In Trumpworld, the revelations of Michael Cohen, John Bolton and Mary Trump are so horrifying that they justify being repressed even more than the Pentagon Papers, the government’s secret history of the Vietnam War. Yet as President Richard Nixon argued at the time, the Pentagon Papers really did undermine the war effort. Today’s revelations have resulted only in embarrassment to the president.

And it continues. Last week The New York Times reported that Immigration and Customs Enforcement was blocking the release of a Netflix documentary that depicts the agency’s abuse and mockery of immigrants. The filmmakers, Shaul Schwarz and Christina Clusiau, said they’d been told that objections to their work extended “all the way to the top.”

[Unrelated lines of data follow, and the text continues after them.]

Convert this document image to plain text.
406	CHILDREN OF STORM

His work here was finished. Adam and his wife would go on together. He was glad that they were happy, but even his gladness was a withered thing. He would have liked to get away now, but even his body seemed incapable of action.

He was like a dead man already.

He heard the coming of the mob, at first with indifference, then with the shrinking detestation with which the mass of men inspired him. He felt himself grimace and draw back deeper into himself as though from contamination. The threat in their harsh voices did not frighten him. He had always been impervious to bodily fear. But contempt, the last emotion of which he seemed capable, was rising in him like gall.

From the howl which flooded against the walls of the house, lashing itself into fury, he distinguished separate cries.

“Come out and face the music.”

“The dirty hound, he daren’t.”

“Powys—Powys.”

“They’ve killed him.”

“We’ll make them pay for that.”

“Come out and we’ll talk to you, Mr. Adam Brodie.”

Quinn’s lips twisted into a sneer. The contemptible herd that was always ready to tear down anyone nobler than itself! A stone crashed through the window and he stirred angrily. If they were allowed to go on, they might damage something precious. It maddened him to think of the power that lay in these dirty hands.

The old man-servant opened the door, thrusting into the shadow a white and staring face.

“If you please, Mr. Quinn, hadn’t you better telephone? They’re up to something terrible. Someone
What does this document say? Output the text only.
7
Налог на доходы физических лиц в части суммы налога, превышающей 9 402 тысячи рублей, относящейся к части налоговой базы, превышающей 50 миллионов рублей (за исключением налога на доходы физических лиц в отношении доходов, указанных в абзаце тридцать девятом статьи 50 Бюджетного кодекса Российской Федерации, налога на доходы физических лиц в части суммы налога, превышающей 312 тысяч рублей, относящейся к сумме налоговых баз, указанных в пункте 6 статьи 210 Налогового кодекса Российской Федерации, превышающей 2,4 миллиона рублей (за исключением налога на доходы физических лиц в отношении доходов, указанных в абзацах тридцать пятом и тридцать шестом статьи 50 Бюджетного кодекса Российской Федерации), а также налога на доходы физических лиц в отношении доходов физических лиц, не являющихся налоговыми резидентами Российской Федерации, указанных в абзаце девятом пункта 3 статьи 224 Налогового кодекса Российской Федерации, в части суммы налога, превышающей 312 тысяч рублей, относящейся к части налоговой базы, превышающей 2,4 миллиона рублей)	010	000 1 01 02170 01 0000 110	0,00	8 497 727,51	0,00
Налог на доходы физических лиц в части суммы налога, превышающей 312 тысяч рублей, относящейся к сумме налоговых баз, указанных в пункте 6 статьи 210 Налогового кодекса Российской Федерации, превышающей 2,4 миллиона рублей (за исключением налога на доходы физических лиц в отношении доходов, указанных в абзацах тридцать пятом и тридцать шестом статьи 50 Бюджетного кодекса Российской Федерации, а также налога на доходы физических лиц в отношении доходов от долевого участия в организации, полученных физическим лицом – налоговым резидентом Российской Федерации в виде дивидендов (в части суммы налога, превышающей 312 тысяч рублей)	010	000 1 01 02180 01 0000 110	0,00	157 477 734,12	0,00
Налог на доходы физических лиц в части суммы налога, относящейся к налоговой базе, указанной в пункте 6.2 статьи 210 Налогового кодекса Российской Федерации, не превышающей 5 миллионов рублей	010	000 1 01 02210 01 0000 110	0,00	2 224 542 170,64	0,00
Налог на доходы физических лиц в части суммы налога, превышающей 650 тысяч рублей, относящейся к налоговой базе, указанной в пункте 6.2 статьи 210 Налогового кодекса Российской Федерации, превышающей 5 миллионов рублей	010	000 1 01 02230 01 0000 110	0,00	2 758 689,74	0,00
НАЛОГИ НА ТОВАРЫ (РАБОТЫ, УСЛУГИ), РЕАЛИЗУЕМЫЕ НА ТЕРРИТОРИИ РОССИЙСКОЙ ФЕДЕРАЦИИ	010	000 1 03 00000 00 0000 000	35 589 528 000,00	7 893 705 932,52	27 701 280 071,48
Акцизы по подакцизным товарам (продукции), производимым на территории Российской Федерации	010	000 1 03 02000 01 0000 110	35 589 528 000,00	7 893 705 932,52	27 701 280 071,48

Unfortunately, Schwarz and Clusiau had signed an agreement granting approval rights to ICE. And though that agreement supposedly included “strong protections for their journalistic independence,” as the Times put it, it’s now being wielded as yet one more way to protect Trump from scrutiny and criticism.

There is a school of thought that Trump’s ranting about the media — calling them “Enemies of the People,” threatening to loosen libel protections and the like — is little more than bluster. His two Supreme Court justices, regardless of what else you might say about them, appear to be as dedicated to protecting the First Amendment as their colleagues. And Trump rarely follows through on his threats.

But there is a connection between his rhetoric and his actions: anyone who speaks against him must be silenced and punished — even jailed and put at risk of death, as with Michael Cohen.

With federal troops cracking down on mostly nonviolent protesters against the wishes of governors and mayors, the scent of authoritarianism is in the air. Will we pay attention? Or will we simply move on to the next outrage, as we have so many times in the past three and a half years?